Because your nails grow slowly, an injured nail retains signs of an injury for several months.
Moisturize your nails frequently. When you're moisturizing your hands, rub the lotion into your nails as well.
If you rely on manicures to make your nails look good, keep a few things in mind.
Don't have your cuticle removed — it can lead to nail infection.
Also, check to be sure that your nail technician properly sterilizes all tools used during your manicure.
Using unsterilized tools may transmit viral infections, such as hepatitis B or warts or possibly even AIDS!.
Weak fingernails can be a challenge to toughen up. If you have weak fingernails, the following tips can help you protect them, making your nails less likely to split or break.
Keep your nails short, square-shaped and slightly rounded on top.
Trim brittle nails after a bath or a 15-minute hand-soak in bath oil. Then apply a moisturizer.
Apply a moisturizer each time you wash your hands. If your nails are brittle, moisturize your nails and cuticles at bedtime and cover them with cotton gloves.
Apply a nail hardener, but avoid products containing toluene sulfonamide or formaldehyde. These chemicals can cause redness or irritate the skin.
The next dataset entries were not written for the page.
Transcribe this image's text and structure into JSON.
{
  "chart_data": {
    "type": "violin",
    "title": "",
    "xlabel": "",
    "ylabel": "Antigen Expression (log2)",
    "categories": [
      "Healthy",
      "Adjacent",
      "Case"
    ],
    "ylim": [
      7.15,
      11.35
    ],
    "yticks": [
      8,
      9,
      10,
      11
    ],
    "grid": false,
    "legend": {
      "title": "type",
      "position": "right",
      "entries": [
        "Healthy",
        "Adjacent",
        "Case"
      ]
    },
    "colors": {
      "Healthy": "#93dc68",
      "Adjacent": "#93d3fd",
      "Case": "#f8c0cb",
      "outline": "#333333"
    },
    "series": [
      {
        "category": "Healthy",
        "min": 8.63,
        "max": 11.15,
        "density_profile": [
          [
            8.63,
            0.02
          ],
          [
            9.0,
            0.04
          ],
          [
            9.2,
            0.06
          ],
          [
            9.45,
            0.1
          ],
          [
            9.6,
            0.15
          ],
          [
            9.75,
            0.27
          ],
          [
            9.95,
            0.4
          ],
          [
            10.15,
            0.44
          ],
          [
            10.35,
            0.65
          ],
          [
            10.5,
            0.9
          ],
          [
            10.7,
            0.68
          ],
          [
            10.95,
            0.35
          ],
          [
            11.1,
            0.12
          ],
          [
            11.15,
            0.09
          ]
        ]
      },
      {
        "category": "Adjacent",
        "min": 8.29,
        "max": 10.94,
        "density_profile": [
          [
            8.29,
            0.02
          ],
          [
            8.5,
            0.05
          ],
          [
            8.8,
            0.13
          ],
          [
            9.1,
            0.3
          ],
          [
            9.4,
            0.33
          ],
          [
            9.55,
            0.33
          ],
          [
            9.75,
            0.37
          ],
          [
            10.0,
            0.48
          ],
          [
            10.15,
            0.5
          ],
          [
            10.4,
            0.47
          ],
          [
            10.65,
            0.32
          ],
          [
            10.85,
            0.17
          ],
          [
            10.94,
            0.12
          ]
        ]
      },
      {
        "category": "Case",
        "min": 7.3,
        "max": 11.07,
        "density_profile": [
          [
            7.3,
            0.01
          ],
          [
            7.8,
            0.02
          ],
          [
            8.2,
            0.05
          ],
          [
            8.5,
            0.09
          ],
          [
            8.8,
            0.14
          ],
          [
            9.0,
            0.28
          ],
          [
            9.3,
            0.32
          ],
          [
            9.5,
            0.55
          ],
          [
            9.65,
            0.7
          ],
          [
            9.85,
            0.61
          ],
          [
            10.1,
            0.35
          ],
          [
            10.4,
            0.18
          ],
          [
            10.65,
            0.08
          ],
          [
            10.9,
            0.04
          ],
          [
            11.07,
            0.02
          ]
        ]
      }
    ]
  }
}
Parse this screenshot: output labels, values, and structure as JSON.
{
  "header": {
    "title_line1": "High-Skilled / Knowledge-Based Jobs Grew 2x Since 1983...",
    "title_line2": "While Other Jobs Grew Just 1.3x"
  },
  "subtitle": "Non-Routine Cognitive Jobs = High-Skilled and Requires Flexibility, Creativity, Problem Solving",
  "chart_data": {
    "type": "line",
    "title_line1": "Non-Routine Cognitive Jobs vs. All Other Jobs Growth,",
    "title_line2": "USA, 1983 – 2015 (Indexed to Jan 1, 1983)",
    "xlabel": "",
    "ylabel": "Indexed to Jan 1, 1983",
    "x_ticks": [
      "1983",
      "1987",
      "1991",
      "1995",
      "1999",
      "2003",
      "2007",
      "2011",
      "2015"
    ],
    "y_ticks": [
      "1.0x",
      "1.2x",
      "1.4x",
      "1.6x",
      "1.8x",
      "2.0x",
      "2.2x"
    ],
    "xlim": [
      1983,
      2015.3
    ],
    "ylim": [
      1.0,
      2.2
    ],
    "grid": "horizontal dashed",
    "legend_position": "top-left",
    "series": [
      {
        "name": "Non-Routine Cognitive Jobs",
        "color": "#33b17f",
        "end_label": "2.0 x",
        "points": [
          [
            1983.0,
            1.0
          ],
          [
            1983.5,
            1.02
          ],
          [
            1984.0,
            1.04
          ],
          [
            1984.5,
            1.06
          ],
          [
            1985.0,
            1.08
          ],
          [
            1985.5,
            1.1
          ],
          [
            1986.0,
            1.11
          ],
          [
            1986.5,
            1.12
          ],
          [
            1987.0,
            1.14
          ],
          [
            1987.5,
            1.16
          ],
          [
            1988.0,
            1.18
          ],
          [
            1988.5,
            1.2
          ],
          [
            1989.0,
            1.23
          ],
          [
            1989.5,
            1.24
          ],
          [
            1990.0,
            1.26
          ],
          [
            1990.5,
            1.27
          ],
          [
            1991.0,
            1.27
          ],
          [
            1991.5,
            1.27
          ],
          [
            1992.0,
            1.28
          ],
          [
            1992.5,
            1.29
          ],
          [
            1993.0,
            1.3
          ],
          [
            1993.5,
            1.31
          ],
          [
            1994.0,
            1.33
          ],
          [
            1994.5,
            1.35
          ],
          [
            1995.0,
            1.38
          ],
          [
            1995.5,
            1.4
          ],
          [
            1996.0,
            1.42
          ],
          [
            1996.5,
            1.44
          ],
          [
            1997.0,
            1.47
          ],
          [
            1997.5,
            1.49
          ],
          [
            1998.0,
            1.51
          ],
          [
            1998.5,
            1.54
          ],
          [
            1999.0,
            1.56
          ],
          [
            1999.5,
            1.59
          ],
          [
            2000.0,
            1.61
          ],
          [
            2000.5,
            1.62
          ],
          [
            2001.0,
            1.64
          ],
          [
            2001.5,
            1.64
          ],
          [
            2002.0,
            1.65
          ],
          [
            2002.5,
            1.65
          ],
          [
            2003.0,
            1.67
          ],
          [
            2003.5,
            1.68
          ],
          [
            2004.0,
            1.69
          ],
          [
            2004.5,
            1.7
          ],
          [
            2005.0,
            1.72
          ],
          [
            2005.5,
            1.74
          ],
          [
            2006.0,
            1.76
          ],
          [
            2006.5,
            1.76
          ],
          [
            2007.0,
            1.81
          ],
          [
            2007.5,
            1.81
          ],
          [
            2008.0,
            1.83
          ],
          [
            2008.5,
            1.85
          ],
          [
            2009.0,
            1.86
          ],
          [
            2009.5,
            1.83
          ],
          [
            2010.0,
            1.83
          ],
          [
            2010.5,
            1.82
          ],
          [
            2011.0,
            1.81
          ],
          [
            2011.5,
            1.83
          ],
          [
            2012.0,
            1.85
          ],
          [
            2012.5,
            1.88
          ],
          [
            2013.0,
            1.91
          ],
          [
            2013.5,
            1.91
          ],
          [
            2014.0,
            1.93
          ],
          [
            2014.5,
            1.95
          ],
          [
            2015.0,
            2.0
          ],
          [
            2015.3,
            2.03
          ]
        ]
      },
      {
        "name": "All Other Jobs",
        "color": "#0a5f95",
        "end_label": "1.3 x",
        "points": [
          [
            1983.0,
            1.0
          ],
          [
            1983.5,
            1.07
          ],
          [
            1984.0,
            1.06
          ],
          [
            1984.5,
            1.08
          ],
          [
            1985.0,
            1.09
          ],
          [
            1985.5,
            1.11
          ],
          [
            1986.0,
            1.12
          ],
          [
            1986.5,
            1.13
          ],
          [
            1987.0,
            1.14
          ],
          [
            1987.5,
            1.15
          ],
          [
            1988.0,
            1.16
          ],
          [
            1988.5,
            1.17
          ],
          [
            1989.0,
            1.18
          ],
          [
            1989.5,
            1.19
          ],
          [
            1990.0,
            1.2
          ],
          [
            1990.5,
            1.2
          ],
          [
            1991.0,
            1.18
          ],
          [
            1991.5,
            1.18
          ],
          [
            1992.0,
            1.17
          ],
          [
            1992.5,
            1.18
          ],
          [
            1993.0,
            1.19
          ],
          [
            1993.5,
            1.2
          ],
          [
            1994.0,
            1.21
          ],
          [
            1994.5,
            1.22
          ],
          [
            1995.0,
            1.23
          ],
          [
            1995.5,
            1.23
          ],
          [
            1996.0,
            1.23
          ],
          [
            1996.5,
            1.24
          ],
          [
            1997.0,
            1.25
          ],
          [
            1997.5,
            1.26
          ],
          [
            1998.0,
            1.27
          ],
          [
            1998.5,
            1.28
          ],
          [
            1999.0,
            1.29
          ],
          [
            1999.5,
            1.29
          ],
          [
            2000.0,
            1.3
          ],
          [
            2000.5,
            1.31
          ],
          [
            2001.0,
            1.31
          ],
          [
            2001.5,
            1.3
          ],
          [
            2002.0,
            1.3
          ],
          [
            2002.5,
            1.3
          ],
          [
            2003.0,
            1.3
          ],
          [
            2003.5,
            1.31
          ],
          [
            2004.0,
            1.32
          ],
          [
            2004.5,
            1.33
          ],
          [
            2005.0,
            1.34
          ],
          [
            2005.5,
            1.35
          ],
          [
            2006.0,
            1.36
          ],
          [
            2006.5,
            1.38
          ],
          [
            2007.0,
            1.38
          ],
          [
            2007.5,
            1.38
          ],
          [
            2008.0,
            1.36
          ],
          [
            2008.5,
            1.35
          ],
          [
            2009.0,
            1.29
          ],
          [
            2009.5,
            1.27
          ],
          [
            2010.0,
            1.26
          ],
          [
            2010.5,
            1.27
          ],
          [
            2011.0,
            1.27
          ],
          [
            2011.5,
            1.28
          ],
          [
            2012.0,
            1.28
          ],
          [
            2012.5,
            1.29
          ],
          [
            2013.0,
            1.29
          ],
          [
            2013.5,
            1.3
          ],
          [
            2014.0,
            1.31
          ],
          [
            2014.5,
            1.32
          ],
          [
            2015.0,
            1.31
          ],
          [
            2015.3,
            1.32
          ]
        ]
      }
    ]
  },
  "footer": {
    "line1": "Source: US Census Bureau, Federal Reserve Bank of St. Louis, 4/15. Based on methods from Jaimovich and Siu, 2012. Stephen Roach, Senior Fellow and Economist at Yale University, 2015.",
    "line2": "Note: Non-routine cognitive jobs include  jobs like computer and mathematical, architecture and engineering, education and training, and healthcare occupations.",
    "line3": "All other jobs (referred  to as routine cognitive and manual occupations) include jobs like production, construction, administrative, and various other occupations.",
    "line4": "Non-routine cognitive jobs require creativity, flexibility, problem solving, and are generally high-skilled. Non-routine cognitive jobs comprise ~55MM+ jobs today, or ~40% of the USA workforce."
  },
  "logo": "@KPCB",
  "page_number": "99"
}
Don't use nail polish unnessesarily. Instead, touch up the polish. When you do need a remover, avoid those that use acetone, which dries nails.
Repair splits or tears with nail glue or clear polish.
Avoid dietary changes that supposedly strengthen nails. They won't work. Unless you're deficient in protein — rare among people in the Western World — adding protein to your diet won't strengthen your nails. Similarly, soaking your nails in gelatin won't help, either.
The fingernail is an important structure made of keratin that has 2 purposes.
The fingernail acts as a protective plate and enhances sensation of the fingertip.
The protection function of the fingernail is commonly known, but the sensation function is equally important.
The fingertip has many nerve endings in it allowing us to receive volumes of information about objects we touch.
The nail acts as a counterforce to the fingertip providing even more sensory input when an object is touched.
Nails grow all the time, but their rate of growth slows down with age and poor circulation. Fingernails grow faster than toenails at a rate of 3mm per month.
It takes 5-6 months for a nail to grow from the root to the free edge.
Toenails grow about 1 mm per month and take 12-18 months to be completely replaced.